La Iglesia de Jesucristo de los Santos de los Últimos Días ha implementado una estrategia moderna para la difusión de su fe, reclutando a un “ejército” de influencers en plataformas digitales. Estos creadores de contenido, activos en redes como TikTok, YouTube e Instagram, buscan conectar con audiencias masivas para compartir su estilo de vida y creencias mormonas.
Esta iniciativa marca un cambio significativo respecto a los métodos tradicionales de evangelización, donde los misioneros visitaban hogares. Ahora, la propagación del mensaje se realiza a través de videos y publicaciones que muestran la cotidianidad de la comunidad mormona, alcanzando a miles de personas diariamente, a diferencia del proselitismo puerta a puerta.
Entre los influencers destacados figuran personalidades carismáticas como Mindy McKnight, reconocida youtuber por sus tutoriales de peinados, y Hannah Neeleman de Ballerina Farm, una ganadera de Utah y madre de nueve hijos, quien ha acumulado una impresionante base de seguidores en Instagram, superando los 10 millones.
La estrategia digital de la Iglesia mormona
Aunque la Iglesia mormona sugiere que muchos de estos influencers surgieron de forma orgánica, varios reciben apoyo de empresas afiliadas a la religión, como Deseret Management Corp. Agencias de publicidad con divisiones de marketing de influencers, como Boncom en Salt Lake City, gestionan estas campañas.
Andrew Bagley, presidente de Boncom, explica que la agencia revisa una lista de cientos de personas influyentes cuando la Iglesia propone una campaña, por ejemplo, para Semana Santa o Navidad.

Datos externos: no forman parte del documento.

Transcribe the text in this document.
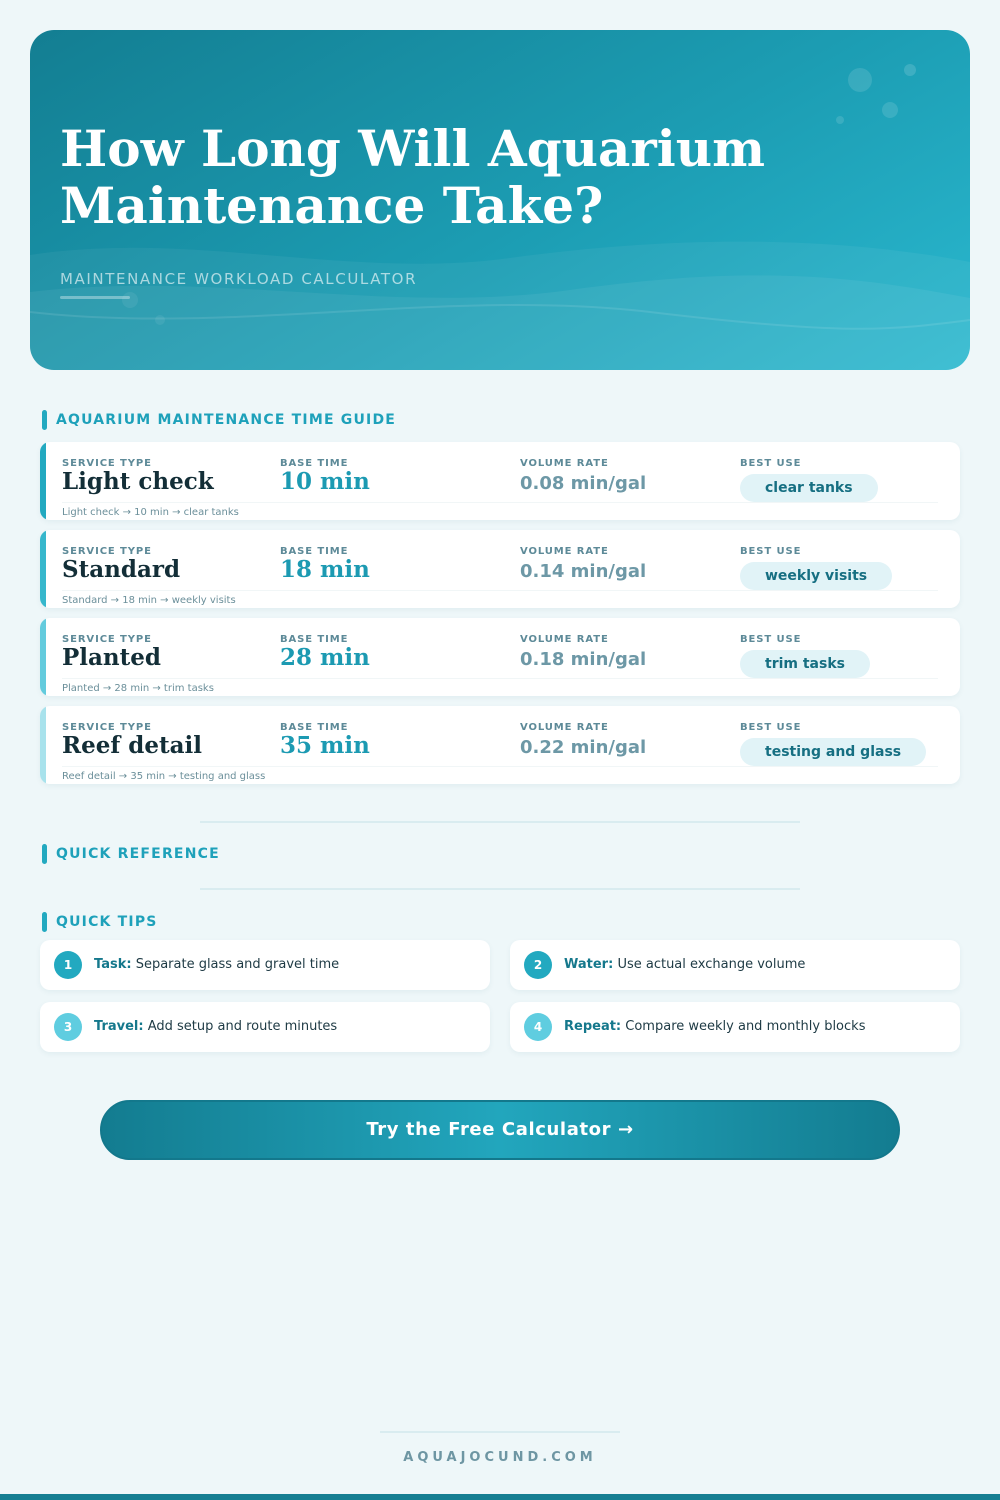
How Long Will Aquarium Maintenance Take?
MAINTENANCE WORKLOAD CALCULATOR
AQUARIUM MAINTENANCE TIME GUIDE
SERVICE TYPE	BASE TIME	VOLUME RATE	BEST USE
Light check	10 min	0.08 min/gal	clear tanks
Light check → 10 min → clear tanks
SERVICE TYPE	BASE TIME	VOLUME RATE	BEST USE
Standard	18 min	0.14 min/gal	weekly visits
Standard → 18 min → weekly visits
SERVICE TYPE	BASE TIME	VOLUME RATE	BEST USE
Planted	28 min	0.18 min/gal	trim tasks
Planted → 28 min → trim tasks
SERVICE TYPE	BASE TIME	VOLUME RATE	BEST USE
Reef detail	35 min	0.22 min/gal	testing and glass
Reef detail → 35 min → testing and glass
QUICK REFERENCE
QUICK TIPS
1	Task: Separate glass and gravel time	2	Water: Use actual exchange volume
3	Travel: Add setup and route minutes	4	Repeat: Compare weekly and monthly blocks
Try the Free Calculator →
AQUAJOCUND.COM
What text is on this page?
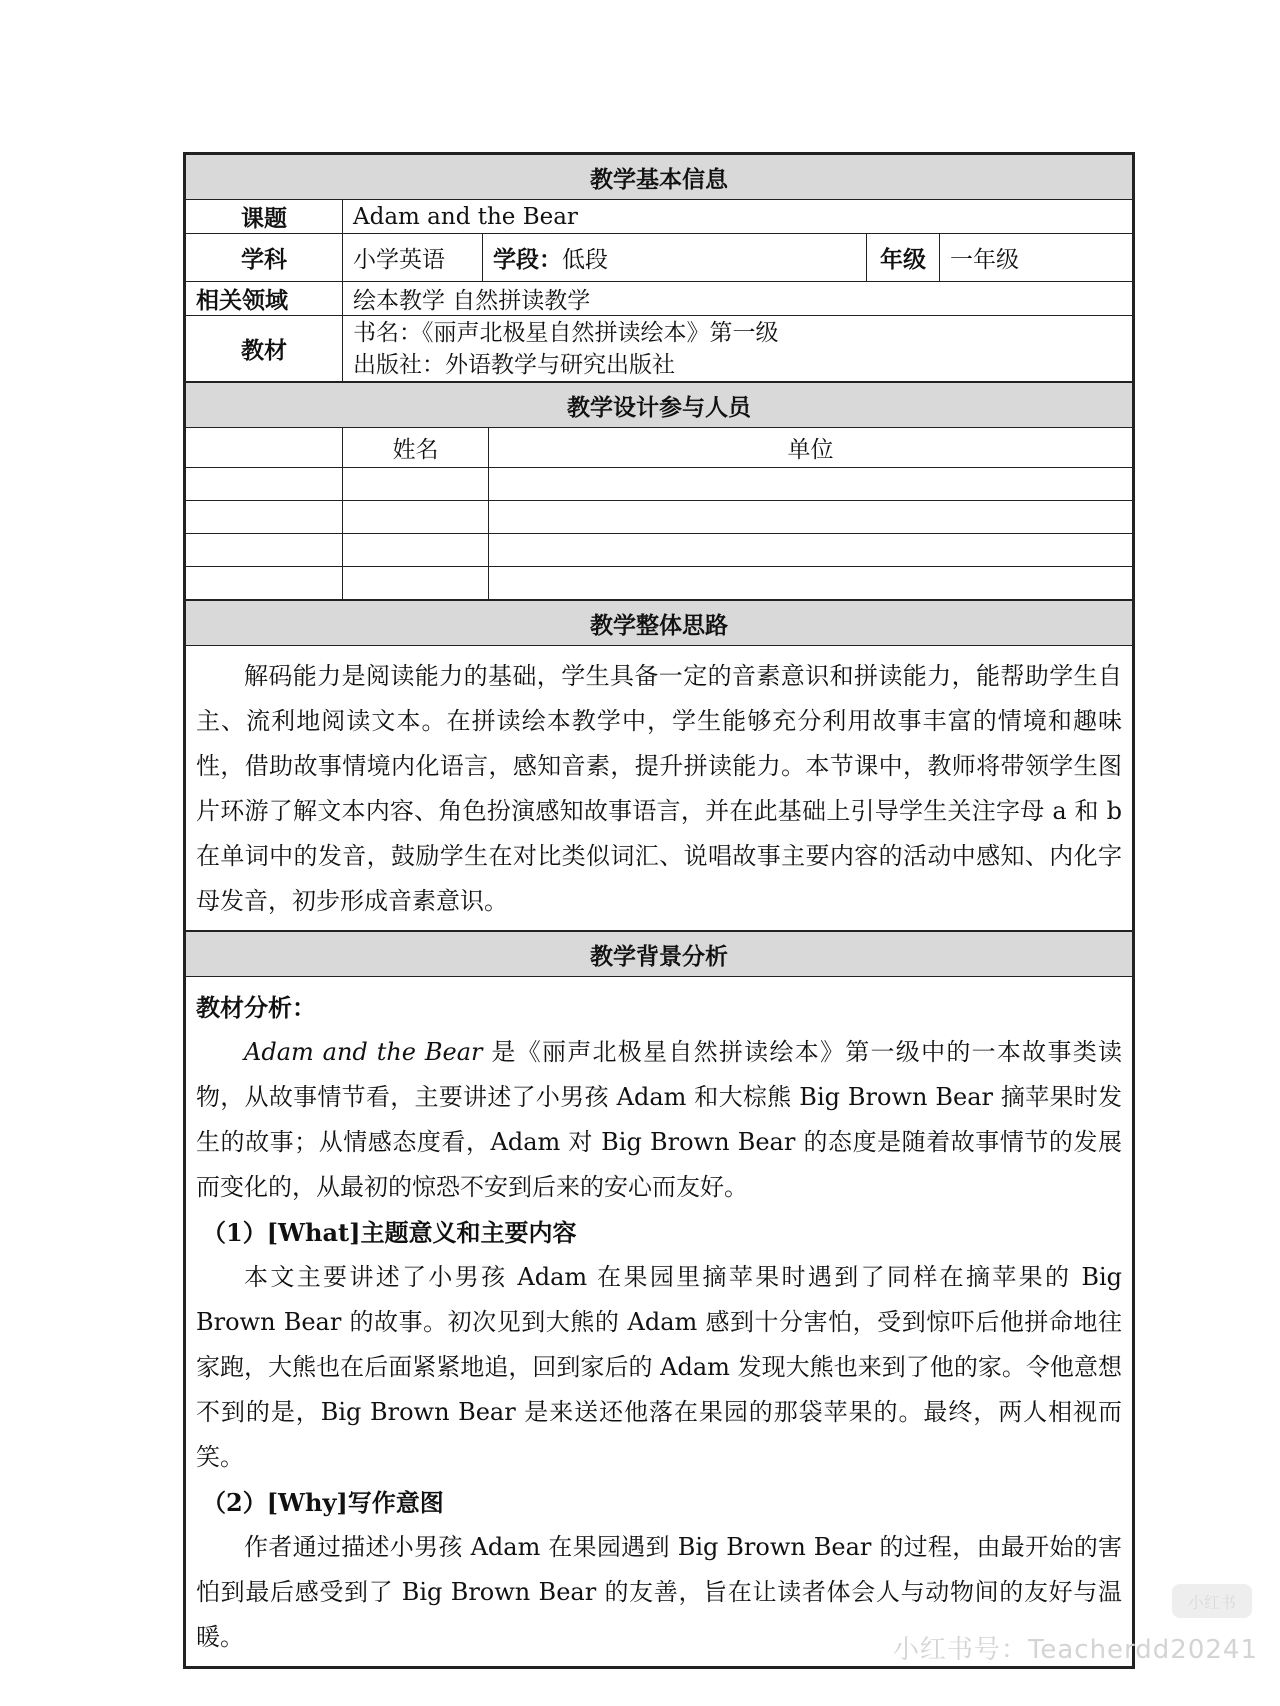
教学基本信息				
课题	Adam and the Bear			
学科	小学英语	学段：低段	年级	一年级
相关领域	绘本教学 自然拼读教学			
教材	书名：《丽声北极星自然拼读绘本》第一级
出版社：外语教学与研究出版社			
教学设计参与人员		
	姓名	单位

教学整体思路

解码能力是阅读能力的基础，学生具备一定的音素意识和拼读能力，能帮助学生自主、流利地阅读文本。在拼读绘本教学中，学生能够充分利用故事丰富的情境和趣味性，借助故事情境内化语言，感知音素，提升拼读能力。本节课中，教师将带领学生图片环游了解文本内容、角色扮演感知故事语言，并在此基础上引导学生关注字母 a 和 b 在单词中的发音，鼓励学生在对比类似词汇、说唱故事主要内容的活动中感知、内化字母发音，初步形成音素意识。

教学背景分析

教材分析：

Adam and the Bear 是《丽声北极星自然拼读绘本》第一级中的一本故事类读物，从故事情节看，主要讲述了小男孩 Adam 和大棕熊 Big Brown Bear 摘苹果时发生的故事；从情感态度看，Adam 对 Big Brown Bear 的态度是随着故事情节的发展而变化的，从最初的惊恐不安到后来的安心而友好。

（1）[What]主题意义和主要内容

本文主要讲述了小男孩 Adam 在果园里摘苹果时遇到了同样在摘苹果的 Big Brown Bear 的故事。初次见到大熊的 Adam 感到十分害怕，受到惊吓后他拼命地往家跑，大熊也在后面紧紧地追，回到家后的 Adam 发现大熊也来到了他的家。令他意想不到的是，Big Brown Bear 是来送还他落在果园的那袋苹果的。最终，两人相视而笑。

（2）[Why]写作意图

作者通过描述小男孩 Adam 在果园遇到 Big Brown Bear 的过程，由最开始的害怕到最后感受到了 Big Brown Bear 的友善，旨在让读者体会人与动物间的友好与温暖。

小红书
小红书号：Teacherdd20241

Todos los candidatos son verificados para asegurar su adhesión a la jerarquía eclesiástica y su idoneidad como portavoces.
El auge de los influencers mormones se remonta a 2010 con las “madres blogueras” que compartían historias familiares. Con el tiempo, comenzaron a monetizar sus plataformas a través de patrocinios. Chelsea Johnson, de LifeWithMyLittles, recibió pagos de Boncom para promover campañas de servicio comunitario de la iglesia, como #LightTheWorld.
Estos influencers, como Shannon Bird, quien participó en la campaña #LightTheWorld distribuyendo pollos asados a personas sin hogar, a menudo admiten no cobrar su tarifa completa, motivadas por el deseo de “ser una luz en este mundo” y realizar una labor misionera a través de la verdad que comparten.
Más allá de la conversión: Combatiendo la desinformación
La estrategia actual busca proyectar una imagen positiva de los fieles mormones a través de videos en redes sociales, mostrando su estilo de vida sin promover directamente la iglesia. Organizaciones como More Good Foundation, que capacita a mormones para compartir sus creencias online, reportan millones de visualizaciones y cientos de bautismos confirmados.
Otro objetivo clave es corregir la desinformación y contrarrestar las críticas, incluyendo las de exmormones que también tienen presencia en redes. La Iglesia colabora con agencias para producir videos cortos con testimonios que invitan a los espectadores a buscar guía en el Libro de Mormón.
Esta práctica ha generado debate, como en el caso de Alitzah Stinson, una exmormona con gran seguimiento, cuyo video patrocinado levantó interrogantes sobre la veracidad de las publicaciones pagadas y la diferencia con los misioneros voluntarios. A pesar de las críticas, los creadores de contenido defienden su labor como una oportunidad para difundir la palabra de su religión, inspirados por su fe.